Getting started

A quick overview of FLEXPART data

reflexible was originally developed for working with FLEXPART V8.x which has some fairly new features to how the output data is created. The latest version of FLEXPART also has functionality for saving directly to Netcdf. The ability to read this data directly is forthcoming, but for now reflexible still only works with the raw unformatted binary Fortran data FLEXPART has traditionally used for output. See the documents for information regarding FLEXPART .

A users guide for FLEXPART is available which explains the model output.

Note If you are interested in contributing functionality for other FLEXPART versions, please contact me.

reflexible was originally released as ‘pflexpart’, but as the goal is to be more generic, the package was renamed. The current release is still focused on FLEXPART, but some generalizations are starting to make their way into the code base.

reflexible is undergoing constant modifications and is not particularly stable or backward compatible code.
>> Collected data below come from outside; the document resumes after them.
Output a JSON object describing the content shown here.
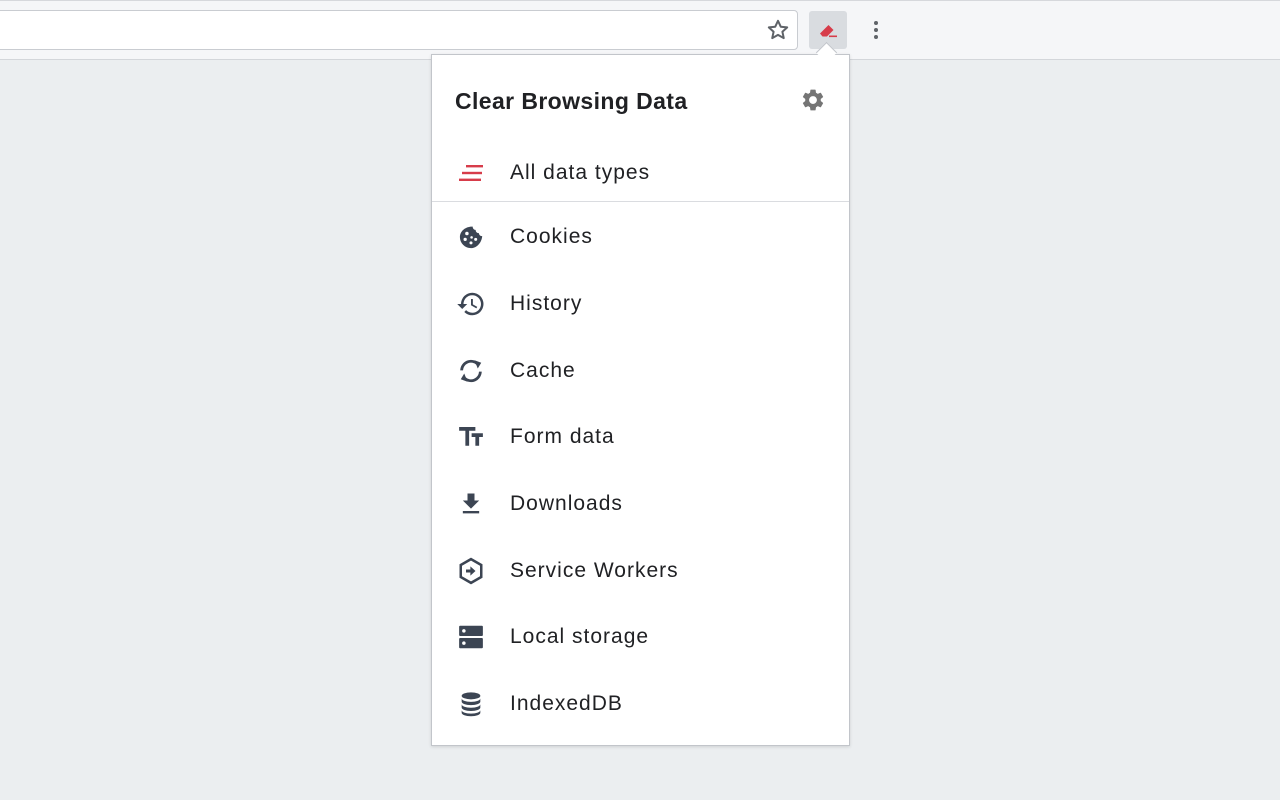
{
  "popup": {
    "title": "Clear Browsing Data",
    "all_item": {
      "label": "All data types",
      "icon": "stacked-lines-icon"
    },
    "items": [
      {
        "label": "Cookies",
        "icon": "cookie-icon"
      },
      {
        "label": "History",
        "icon": "history-icon"
      },
      {
        "label": "Cache",
        "icon": "cache-sync-icon"
      },
      {
        "label": "Form data",
        "icon": "text-fields-icon"
      },
      {
        "label": "Downloads",
        "icon": "download-icon"
      },
      {
        "label": "Service Workers",
        "icon": "service-worker-icon"
      },
      {
        "label": "Local storage",
        "icon": "storage-icon"
      },
      {
        "label": "IndexedDB",
        "icon": "database-icon"
      }
    ]
  },
  "colors": {
    "accent": "#d73c4a",
    "icon": "#3c4553",
    "text": "#202124"
  }
}
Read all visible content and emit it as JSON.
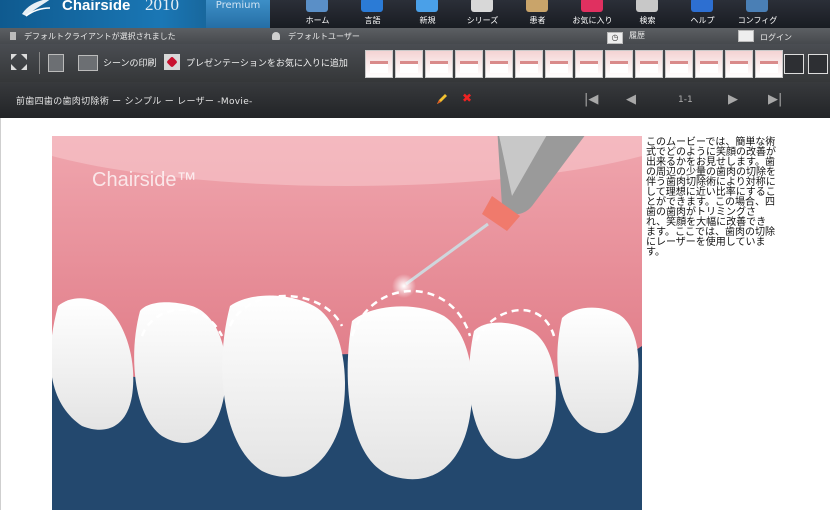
{
  "app": {
    "name": "Chairside",
    "year": "2010",
    "edition": "Premium"
  },
  "nav": [
    {
      "label": "ホーム",
      "icon": "home-icon",
      "color": "#5a8fc7"
    },
    {
      "label": "言語",
      "icon": "language-icon",
      "color": "#2b7bd6"
    },
    {
      "label": "新規",
      "icon": "new-icon",
      "color": "#4aa0e8"
    },
    {
      "label": "シリーズ",
      "icon": "series-icon",
      "color": "#d8d8d8"
    },
    {
      "label": "患者",
      "icon": "patient-icon",
      "color": "#c9a46a"
    },
    {
      "label": "お気に入り",
      "icon": "favorites-icon",
      "color": "#e03060"
    },
    {
      "label": "検索",
      "icon": "search-icon",
      "color": "#c8c8c8"
    },
    {
      "label": "ヘルプ",
      "icon": "help-icon",
      "color": "#2d6fd1"
    },
    {
      "label": "コンフィグ",
      "icon": "config-icon",
      "color": "#4a7fb5"
    }
  ],
  "status": {
    "client": "デフォルトクライアントが選択されました",
    "user": "デフォルトユーザー",
    "history": "履歴",
    "login": "ログイン"
  },
  "toolbar": {
    "print_label": "シーンの印刷",
    "favorite_label": "プレゼンテーションをお気に入りに追加",
    "thumbnail_count": 14
  },
  "title": {
    "text": "前歯四歯の歯肉切除術 ー シンプル ー レーザー -Movie-",
    "page": "1-1"
  },
  "video": {
    "watermark": "Chairside™"
  },
  "description": "このムービーでは、簡単な術式でどのように笑顔の改善が出来るかをお見せします。歯の周辺の少量の歯肉の切除を伴う歯肉切除術により対称にして理想に近い比率にすることができます。この場合、四歯の歯肉がトリミングされ、笑顔を大幅に改善できます。ここでは、歯肉の切除にレーザーを使用しています。",
  "colors": {
    "gum": "#e68a95",
    "background": "#23486e",
    "accent": "#e22222"
  }
}
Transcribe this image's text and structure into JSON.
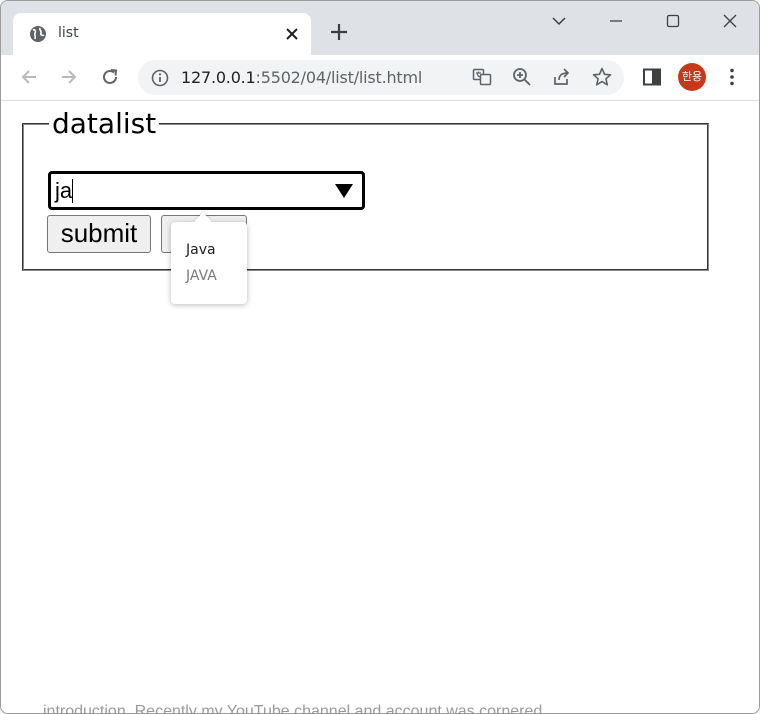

I am trying to move in the right direction, and have moved the code now to github.org. If you are interested in contributing, feel free to contact me: John F. Burkhart


Example data

Several example simulations are available for testing. The simulations contain a simple backward run case and a forward case, and are suitable for testing some of the unique functions of reflexible for analysis and creation of the retroplumes.

The data is distributed with the repository:

$ ls reflexible/reflexible/uio_examples

Converting FLEXPART output to netCDF4 format

Reflexible is using a netCDF4 internally for doing its analysis and plotting duties. Not all the example data sets contain netcdf output, and several FLEXPART users are not yet using this functionality. This section demonstrates how to convert the FLEXPART output to netCDF4 format. In order to do that the create_ncfile script will be invoked. This script is copied into a directory in your path when reflexible is installed, so you should not worry about copying it manually.

The example data we will use is in a directory named uio_examplesBwd1_V9.02. It contains the result of processing a simple backward run case with FLEXPART. Next we can execute the fprun script:

$ fprun Bwd1_V9.02/pathnames
UserWarning: NetCDF4 files not found in output directory 'Bwd1_V9.02/outputs'.
You can always generate them from data there with the `create_ncfile` command line utility.
Read b'FLEXPART V9.0' Header: Bwd1_V9.02/outputs/header
Flexpart('Bwd1_V9.02/pathnames', nested=False)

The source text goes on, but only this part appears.